Cuneiform tablet: Atra-hasis, Babylonian flood myth
An item at Metropolitan Museum of Art
The invention of writing in approximately 3300 B.C. was one of many developments in administrative technology--including the use of geometric tokens for counting and cylinder seals to guarantee transactions--that accompanied the growth of the first cities and states in southern Mesopotamia. Proto-cuneiform is the name given to the earliest form of writing--pictograms that were drawn on clay tablets. Gradually, the pictograms became abstracted into cuneiform (Latin, "wedge-shaped") signs that were impressed rather than drawn.

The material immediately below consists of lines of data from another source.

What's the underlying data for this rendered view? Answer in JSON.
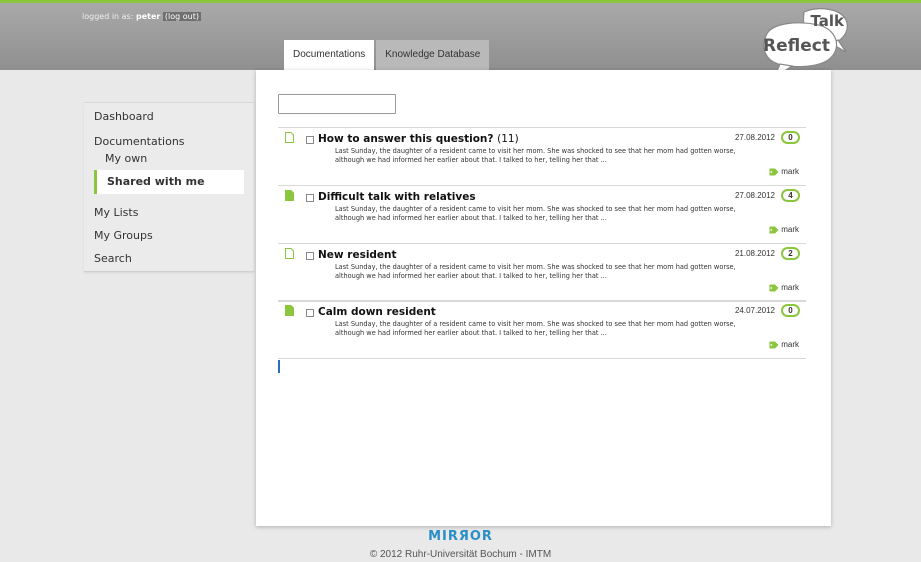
{
  "header": {
    "login_prefix": "logged in as:",
    "username": "peter",
    "logout": "(log out)"
  },
  "tabs": [
    {
      "label": "Documentations",
      "active": true
    },
    {
      "label": "Knowledge Database",
      "active": false
    }
  ],
  "logo": {
    "word1": "Talk",
    "word2": "Reflect"
  },
  "sidebar": {
    "items": [
      {
        "label": "Dashboard"
      },
      {
        "label": "Documentations"
      },
      {
        "label": "My own"
      },
      {
        "label": "Shared with me",
        "selected": true
      },
      {
        "label": "My Lists"
      },
      {
        "label": "My Groups"
      },
      {
        "label": "Search"
      }
    ]
  },
  "search": {
    "value": "",
    "placeholder": ""
  },
  "documents": [
    {
      "title": "How to answer this question?",
      "count": "(11)",
      "date": "27.08.2012",
      "comments": "0",
      "icon": "document-outline-icon",
      "excerpt": "Last Sunday, the daughter of a resident came to visit her mom. She was shocked to see that her mom had gotten worse, although we had informed her earlier about that. I talked to her, telling her that ...",
      "mark": "mark"
    },
    {
      "title": "Difficult talk with relatives",
      "count": "",
      "date": "27.08.2012",
      "comments": "4",
      "icon": "document-filled-icon",
      "excerpt": "Last Sunday, the daughter of a resident came to visit her mom. She was shocked to see that her mom had gotten worse, although we had informed her earlier about that. I talked to her, telling her that ...",
      "mark": "mark"
    },
    {
      "title": "New resident",
      "count": "",
      "date": "21.08.2012",
      "comments": "2",
      "icon": "document-outline-icon",
      "excerpt": "Last Sunday, the daughter of a resident came to visit her mom. She was shocked to see that her mom had gotten worse, although we had informed her earlier about that. I talked to her, telling her that ...",
      "mark": "mark"
    },
    {
      "title": "Calm down resident",
      "count": "",
      "date": "24.07.2012",
      "comments": "0",
      "icon": "document-filled-icon",
      "excerpt": "Last Sunday, the daughter of a resident came to visit her mom. She was shocked to see that her mom had gotten worse, although we had informed her earlier about that. I talked to her, telling her that ...",
      "mark": "mark"
    }
  ],
  "footer": {
    "logo": "MIRЯOR",
    "copyright": "© 2012 Ruhr-Universität Bochum - IMTM"
  },
  "colors": {
    "accent": "#8cc63f",
    "header": "#999999",
    "background": "#e9e9e9",
    "mirror_blue": "#2a8fc6"
  }
}
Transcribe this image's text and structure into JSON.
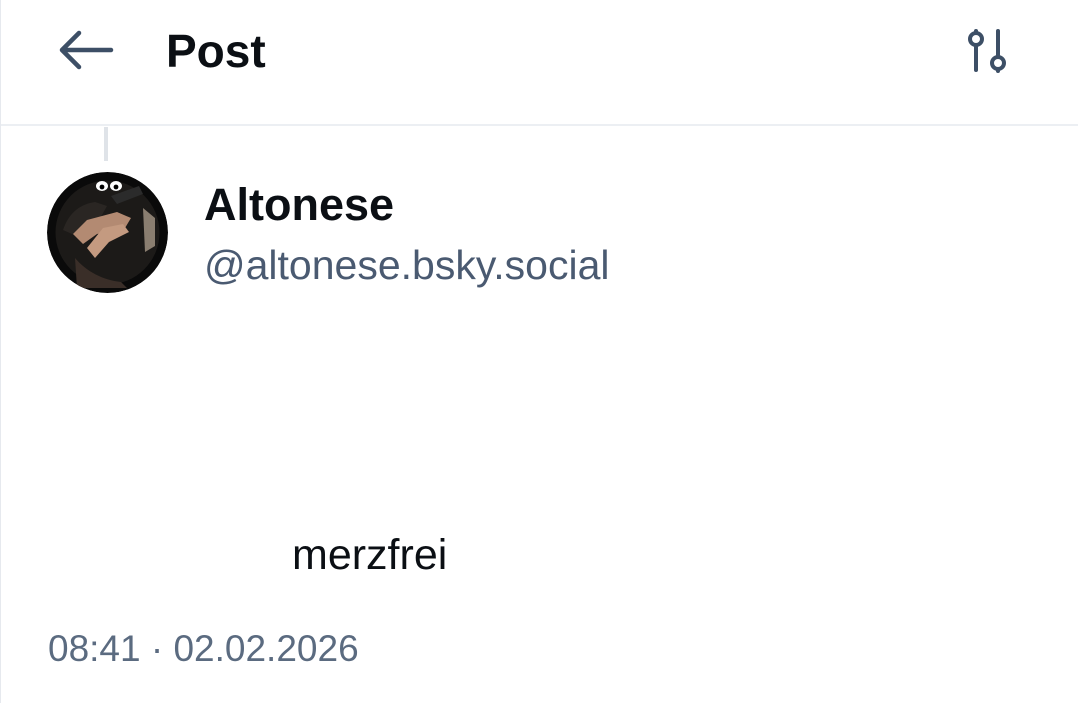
{
  "header": {
    "title": "Post",
    "back_icon": "arrow-left-icon",
    "settings_icon": "sliders-icon"
  },
  "post": {
    "author": {
      "display_name": "Altonese",
      "handle": "@altonese.bsky.social"
    },
    "text": "merzfrei",
    "timestamp": "08:41 · 02.02.2026"
  },
  "colors": {
    "icon": "#3d4f66",
    "text_primary": "#0b0f14",
    "text_secondary": "#4a5a71",
    "divider": "#eceff3"
  }
}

At its greatest extent, cuneiform writing was used from the Mediterranean coast of Syria to western Iran and from Hittite Anatolia to southern Mesopotamia. It was adapted to write at least fifteen different languages. The last dated cuneiform text has a date corresponding to A.D. 75, although the script probably continued in use over the next two centuries. This clay tablets fragment contains part of the ancient Akkadian flood story, often called Atra-hasis. The epic tells of how the gods created humans to alleviate their own work, grew tired of the noise of the peoples on earth, and sent various natural disasters – including a flood – to destroy the human race. Because the story describes the intervention of a god to save one man (Atra-hasis) by giving him instruction for building a boat, it is often compared to the biblical story of Noah. The text on this tablet, which reads left to right, describes the noise on earth that led to the gods’ decision to destroy humanity on the front. On the reverse, the very end of the story appears – the gods promise to never send another flood, allowing people to "last forever" – as well as the name of the Mesopotamian flood survivor, who in this text is given the name Ut-napishtim. The epic is best-known from copies of the text dating to the Old Babylonian period, but several examples, including this text, show that the story continued to be copied in later periods.
Ancient Near Eastern Art
An exhibit at Metropolitan Museum of Art
The Met's Department of Ancient Near Eastern Art cares for approximately 7,000 works ranging in date from the eighth millennium B.C. through the centuries just beyond the emergence of Islam in the seventh century A.D. Objects in the collection were created by people in the area that today comprises Iraq, Iran, Turkey, Syria, the Eastern Mediterranean coast, Yemen, and Central Asia. From the art of some of the world's first cities to that of great empires, the department's holdings illustrate the beauty and craftsmanship as well as the profound interconnections, cultural and religious diversity, and lasting legacies that characterize the ancient art of this vast region.